Significance. If the empirical claims hold after verification of ablations and generalization, the work would be significant for descriptor-free localization: it directly addresses the accuracy gap with descriptor-based methods while preserving advantages in storage, privacy, and map maintenance. The multi-detector training strategy, if shown to produce detector-agnostic representations, represents a practical advance over single-detector approaches.
major comments (2)
- [Abstract] Abstract: The central claim of zero-shot generalization to unseen detectors rests on the assertion that 'descriptor-free matching naturally enables multi-detector training' in a shared geometry-only space without alignment or detector-specific adaptations. However, the manuscript provides no explicit mechanism (e.g., invariance loss, detector-identity masking, or distribution matching) to enforce detector-agnostic embeddings, leaving open the possibility that reported gains reflect detector-specific biases in keypoint distributions rather than the architecture.
- [Abstract] Abstract and experimental claims: The reported 89% and 90% reductions in 75th-percentile rotation and translation errors are load-bearing for the SOTA conclusion, yet the abstract does not reference ablations isolating the contribution of local embeddings, global context nodes, or Mix-Training, nor does it report error bars or statistical tests.
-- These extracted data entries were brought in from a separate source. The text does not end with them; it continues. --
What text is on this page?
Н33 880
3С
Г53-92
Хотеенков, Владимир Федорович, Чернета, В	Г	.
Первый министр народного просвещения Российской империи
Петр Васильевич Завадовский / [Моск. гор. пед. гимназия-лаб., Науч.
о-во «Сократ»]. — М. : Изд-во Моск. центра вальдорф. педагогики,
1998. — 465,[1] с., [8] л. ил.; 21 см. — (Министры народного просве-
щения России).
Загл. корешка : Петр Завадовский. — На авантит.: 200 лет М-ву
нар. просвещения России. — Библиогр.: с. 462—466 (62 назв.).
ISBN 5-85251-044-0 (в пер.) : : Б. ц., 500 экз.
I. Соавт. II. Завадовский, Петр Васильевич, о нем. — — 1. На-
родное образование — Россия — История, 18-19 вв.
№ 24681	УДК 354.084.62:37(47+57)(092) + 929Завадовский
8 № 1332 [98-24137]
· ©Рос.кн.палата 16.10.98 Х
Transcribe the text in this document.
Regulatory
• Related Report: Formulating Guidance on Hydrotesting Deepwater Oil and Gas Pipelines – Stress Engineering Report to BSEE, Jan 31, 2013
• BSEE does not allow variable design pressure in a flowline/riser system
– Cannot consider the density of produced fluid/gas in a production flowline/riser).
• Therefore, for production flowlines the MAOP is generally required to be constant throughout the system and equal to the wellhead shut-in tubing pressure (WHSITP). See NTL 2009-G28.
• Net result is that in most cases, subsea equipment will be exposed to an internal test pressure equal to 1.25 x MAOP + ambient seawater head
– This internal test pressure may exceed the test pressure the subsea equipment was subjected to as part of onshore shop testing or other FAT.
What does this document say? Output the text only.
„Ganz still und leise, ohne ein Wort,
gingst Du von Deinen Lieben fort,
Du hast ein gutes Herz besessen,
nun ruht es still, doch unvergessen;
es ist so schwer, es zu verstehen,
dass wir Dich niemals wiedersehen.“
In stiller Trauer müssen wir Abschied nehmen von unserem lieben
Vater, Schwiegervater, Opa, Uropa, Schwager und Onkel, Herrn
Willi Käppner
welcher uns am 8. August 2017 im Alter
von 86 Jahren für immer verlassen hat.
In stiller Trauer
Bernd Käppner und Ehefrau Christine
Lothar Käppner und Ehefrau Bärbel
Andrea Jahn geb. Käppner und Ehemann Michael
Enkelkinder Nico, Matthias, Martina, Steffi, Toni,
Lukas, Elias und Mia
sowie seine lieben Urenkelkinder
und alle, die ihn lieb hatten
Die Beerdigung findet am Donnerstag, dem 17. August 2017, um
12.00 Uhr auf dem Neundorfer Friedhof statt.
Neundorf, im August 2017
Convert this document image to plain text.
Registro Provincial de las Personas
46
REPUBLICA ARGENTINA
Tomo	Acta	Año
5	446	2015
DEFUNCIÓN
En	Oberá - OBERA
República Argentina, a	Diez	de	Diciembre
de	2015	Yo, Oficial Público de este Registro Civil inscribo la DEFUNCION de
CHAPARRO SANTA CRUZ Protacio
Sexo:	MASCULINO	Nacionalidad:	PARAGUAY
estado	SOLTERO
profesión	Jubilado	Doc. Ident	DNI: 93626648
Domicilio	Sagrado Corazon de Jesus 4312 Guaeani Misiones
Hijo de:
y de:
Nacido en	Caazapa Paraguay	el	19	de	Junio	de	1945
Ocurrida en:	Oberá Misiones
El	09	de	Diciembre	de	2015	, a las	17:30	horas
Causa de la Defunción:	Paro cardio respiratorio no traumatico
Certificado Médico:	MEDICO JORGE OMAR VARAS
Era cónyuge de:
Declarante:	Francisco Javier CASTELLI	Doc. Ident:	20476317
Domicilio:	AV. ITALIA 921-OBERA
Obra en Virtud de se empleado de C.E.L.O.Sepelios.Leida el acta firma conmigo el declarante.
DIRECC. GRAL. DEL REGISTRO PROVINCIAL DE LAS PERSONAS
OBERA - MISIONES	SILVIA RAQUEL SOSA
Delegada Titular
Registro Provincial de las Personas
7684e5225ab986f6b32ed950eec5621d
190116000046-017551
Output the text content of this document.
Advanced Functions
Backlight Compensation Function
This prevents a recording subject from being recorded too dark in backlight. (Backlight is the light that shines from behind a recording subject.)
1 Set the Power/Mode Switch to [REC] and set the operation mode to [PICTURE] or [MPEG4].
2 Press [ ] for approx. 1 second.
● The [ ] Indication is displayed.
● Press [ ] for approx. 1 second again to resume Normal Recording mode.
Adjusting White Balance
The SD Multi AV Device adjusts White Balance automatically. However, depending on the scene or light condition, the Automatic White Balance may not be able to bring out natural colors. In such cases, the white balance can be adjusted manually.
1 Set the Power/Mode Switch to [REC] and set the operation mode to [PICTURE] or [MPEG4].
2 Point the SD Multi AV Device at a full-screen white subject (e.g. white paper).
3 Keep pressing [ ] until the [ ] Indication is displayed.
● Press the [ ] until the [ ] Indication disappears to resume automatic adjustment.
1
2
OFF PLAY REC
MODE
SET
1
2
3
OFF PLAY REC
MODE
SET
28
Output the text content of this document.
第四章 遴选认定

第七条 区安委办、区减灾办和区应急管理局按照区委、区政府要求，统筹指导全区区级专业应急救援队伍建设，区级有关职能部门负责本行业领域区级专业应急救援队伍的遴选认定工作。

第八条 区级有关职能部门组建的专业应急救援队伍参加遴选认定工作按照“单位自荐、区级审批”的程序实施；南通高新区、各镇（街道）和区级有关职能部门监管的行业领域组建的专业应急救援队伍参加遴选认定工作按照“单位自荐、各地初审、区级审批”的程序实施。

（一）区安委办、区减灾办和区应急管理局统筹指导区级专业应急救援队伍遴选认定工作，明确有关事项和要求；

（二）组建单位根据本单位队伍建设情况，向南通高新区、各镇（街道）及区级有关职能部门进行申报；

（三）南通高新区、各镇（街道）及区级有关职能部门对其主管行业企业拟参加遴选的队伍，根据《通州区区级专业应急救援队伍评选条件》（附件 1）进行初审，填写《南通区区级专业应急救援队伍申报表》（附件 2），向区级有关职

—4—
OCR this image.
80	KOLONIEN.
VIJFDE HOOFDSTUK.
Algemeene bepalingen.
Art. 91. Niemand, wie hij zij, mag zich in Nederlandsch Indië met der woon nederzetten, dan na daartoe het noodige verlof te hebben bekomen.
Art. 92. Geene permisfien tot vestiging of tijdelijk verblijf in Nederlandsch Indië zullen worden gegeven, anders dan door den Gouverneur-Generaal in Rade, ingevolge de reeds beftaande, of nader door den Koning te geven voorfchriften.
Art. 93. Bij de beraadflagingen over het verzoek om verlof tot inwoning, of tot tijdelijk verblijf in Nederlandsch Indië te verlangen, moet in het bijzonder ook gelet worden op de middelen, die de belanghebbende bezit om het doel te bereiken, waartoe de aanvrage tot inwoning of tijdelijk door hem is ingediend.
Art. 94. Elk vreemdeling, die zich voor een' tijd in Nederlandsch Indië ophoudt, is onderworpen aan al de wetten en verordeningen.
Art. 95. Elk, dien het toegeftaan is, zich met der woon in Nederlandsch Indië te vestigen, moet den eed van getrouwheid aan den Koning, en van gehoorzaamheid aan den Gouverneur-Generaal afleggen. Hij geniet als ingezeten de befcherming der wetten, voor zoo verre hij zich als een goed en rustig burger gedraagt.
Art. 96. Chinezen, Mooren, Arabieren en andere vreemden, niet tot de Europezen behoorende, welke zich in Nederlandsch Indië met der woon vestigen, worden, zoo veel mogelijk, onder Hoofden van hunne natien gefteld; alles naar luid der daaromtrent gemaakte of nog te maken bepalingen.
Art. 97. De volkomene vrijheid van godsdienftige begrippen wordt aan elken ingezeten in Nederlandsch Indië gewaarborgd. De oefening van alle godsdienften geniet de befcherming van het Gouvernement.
Without these, it is unclear whether the gains are robust or attributable to data selection or baseline implementation details.
minor comments (1)
- [Abstract] The abstract mentions 'Code is available at this links' but the hyperlink text is incomplete; ensure the repository link is functional and includes the exact training and evaluation scripts used for the reported numbers.
Simulated Author's Rebuttal
We thank the referee for the constructive comments on our work. We provide point-by-point responses to the major comments below.
read point-by-point responses
-
Referee: [Abstract] Abstract: The central claim of zero-shot generalization to unseen detectors rests on the assertion that 'descriptor-free matching naturally enables multi-detector training' in a shared geometry-only space without alignment or detector-specific adaptations. However, the manuscript provides no explicit mechanism (e.g., invariance loss, detector-identity masking, or distribution matching) to enforce detector-agnostic embeddings, leaving open the possibility that reported gains reflect detector-specific biases in keypoint distributions rather than the architecture.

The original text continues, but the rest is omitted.